On the face of it, executive remuneration seems to be in the spotlight more than ever in a time of austerity, and has frequently bubbled over into the world of politics. Business secretary Vince Cable’s call for restraint in April followed the introduction of a binding shareholder vote on pay last October.
Besides Fidelity, several asset managers have also made their stands publicly. However, other institutional investors have questioned this strategy, preferring to lobby behind closed doors.
‘We don’t think going public is helpful,’ said Angeli Benham, corporate governance analyst at Legal & General Investment Management (LGIM). ‘We want to have conversations in advance and iron out any issues before the AGM. Going public would hamper our ability to engage with companies.’
She insists there are alternatives, such as talking to other shareholders through meetings at the Investment Management Association (IMA). The IMA itself has been a vocal critic of several firms’ remuneration reports, including issuing an ‘amber top’ alert on Burberry last week.
But for some, a concerted approach from multiple major shareholders is seen as more effective.
Ashley Hamilton, corporate governance manager at Royal London Asset Management (RLAM), said the decision to team up with peers or to go public is taken case by case and will depend on several factors, including the issues involved, the size of its holding and what other market participants are doing.
‘When we are going to vote against a company at its AGM, we will write to them a day or two beforehand explaining our rationale, so we are transparent,’ she said. ‘If it is a governance issue, we will often have conversations through the IMA with other fund managers if they are top 10 shareholders. We don’t take going public lightly.’

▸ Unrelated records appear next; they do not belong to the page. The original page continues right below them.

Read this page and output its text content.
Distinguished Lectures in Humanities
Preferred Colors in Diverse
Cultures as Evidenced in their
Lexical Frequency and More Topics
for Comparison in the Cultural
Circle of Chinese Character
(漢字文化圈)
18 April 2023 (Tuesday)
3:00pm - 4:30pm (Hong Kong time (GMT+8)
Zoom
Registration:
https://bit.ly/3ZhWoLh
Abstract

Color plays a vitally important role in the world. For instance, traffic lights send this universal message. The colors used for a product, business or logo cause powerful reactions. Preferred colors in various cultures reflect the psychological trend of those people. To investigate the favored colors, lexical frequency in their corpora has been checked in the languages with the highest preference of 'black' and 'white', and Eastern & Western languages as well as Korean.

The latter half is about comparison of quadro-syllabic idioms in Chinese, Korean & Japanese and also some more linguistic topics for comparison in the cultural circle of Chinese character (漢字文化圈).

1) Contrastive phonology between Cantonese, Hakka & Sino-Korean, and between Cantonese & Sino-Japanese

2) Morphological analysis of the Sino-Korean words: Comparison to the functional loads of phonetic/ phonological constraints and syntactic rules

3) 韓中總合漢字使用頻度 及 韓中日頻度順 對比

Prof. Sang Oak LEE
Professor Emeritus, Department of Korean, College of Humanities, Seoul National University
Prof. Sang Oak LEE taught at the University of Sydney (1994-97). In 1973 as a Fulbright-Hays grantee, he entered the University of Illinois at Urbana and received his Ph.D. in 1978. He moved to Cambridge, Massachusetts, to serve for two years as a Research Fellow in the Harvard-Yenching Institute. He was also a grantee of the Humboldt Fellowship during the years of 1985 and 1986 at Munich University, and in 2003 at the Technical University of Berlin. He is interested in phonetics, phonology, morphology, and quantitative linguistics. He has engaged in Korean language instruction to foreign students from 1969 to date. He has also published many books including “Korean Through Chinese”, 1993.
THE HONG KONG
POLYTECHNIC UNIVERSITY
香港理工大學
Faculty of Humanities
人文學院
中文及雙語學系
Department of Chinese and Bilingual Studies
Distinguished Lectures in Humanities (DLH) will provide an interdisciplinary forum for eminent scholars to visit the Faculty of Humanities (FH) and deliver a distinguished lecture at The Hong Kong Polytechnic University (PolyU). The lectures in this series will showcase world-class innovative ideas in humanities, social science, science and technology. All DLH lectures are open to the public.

Hamilton said when RLAM votes against a proposal (it voted against ITV’s remuneration policy in April), it is to ensure investors get a fair deal. ‘We are thinking about the long-term benefits for the company; we are long-term sustainable investors.’
The big institutional investors will consider several factors before voting down remuneration proposals, such as the performance of the company, the average executive pay for the company’s peer group and whether it fits with standard UK market practice. ‘For example, even if a company’s peer group are mainly US companies, we will not accept US levels of boardroom pay,’ she said.
Similarly, LGIM is against the US-style granting of excess options as part of directors’ remuneration packages. It says the defence that if they do not pay this, they risk losing talent to America has proven unfounded.
‘There hasn’t been any evidence of this,’ Benham said. ‘If anything, we’ve probably seen more CEOs coming across the pond to work here.’
Both LGIM and RLAM said they have seen little, if any, evidence that this form of institutional shareholder activism moves companies’ share prices in any meaningful way, pointing out that as holders of the stock and long-term investors their interests are aligned with smaller shareholders.
It is a mile apart from the episodes involving Quindell and Gowex this year. Both were targeted by Gotham City Research and saw their share prices dive by over 40% on the day that it was announced the short-selling house had initiated coverage.
Gotham was vindicated when it came to Gowex, which this week went into bankruptcy and its former CEO was charged with several counts of fraud after falsifying the company’s results over a four-year period. Quindell seems to be keeping its options open after initially threatening legal action.
But for some, the ability to move a company’s share price so significantly through shareholder activism smacks of market manipulation. Gotham admitted to profiting from the Gowex fall out through shorting the company, but it appears a somewhat grey area.
‘From a shareholder activist viewpoint, where a manager holds a significant quantum of company shares and takes a position on the board, or works closely with management, there is certainly grey areas of information flow, where the investor may be privy to market sensitive or insider information, which could restrict their ability to sell or add to positions,’ said Delyth Richards, head of funds research at Kleinwort Benson.
Indeed, Jeffrey Roberts, a senior partner at Gibson, Dunn & Crutcher, points out the FCA has warned that an activist strategy could itself constitute inside information, for example when a person trades on the basis of knowledge of another investor’s intentions or strategy, or if they make false rumours and take advantage of the resulting share price movements.
‘Once an activist’s presence on a company’s share register is publicly identified, any potential market abuse issues are normally addressed because they should cease to be price sensitive,’ he said.
‘This is the main reason why activists, once relevant shareholdings have been acquired, often use “open letters” to garner support from other shareholders, as opposed to private approaches to them before publicly launching an activist campaign,’ he added.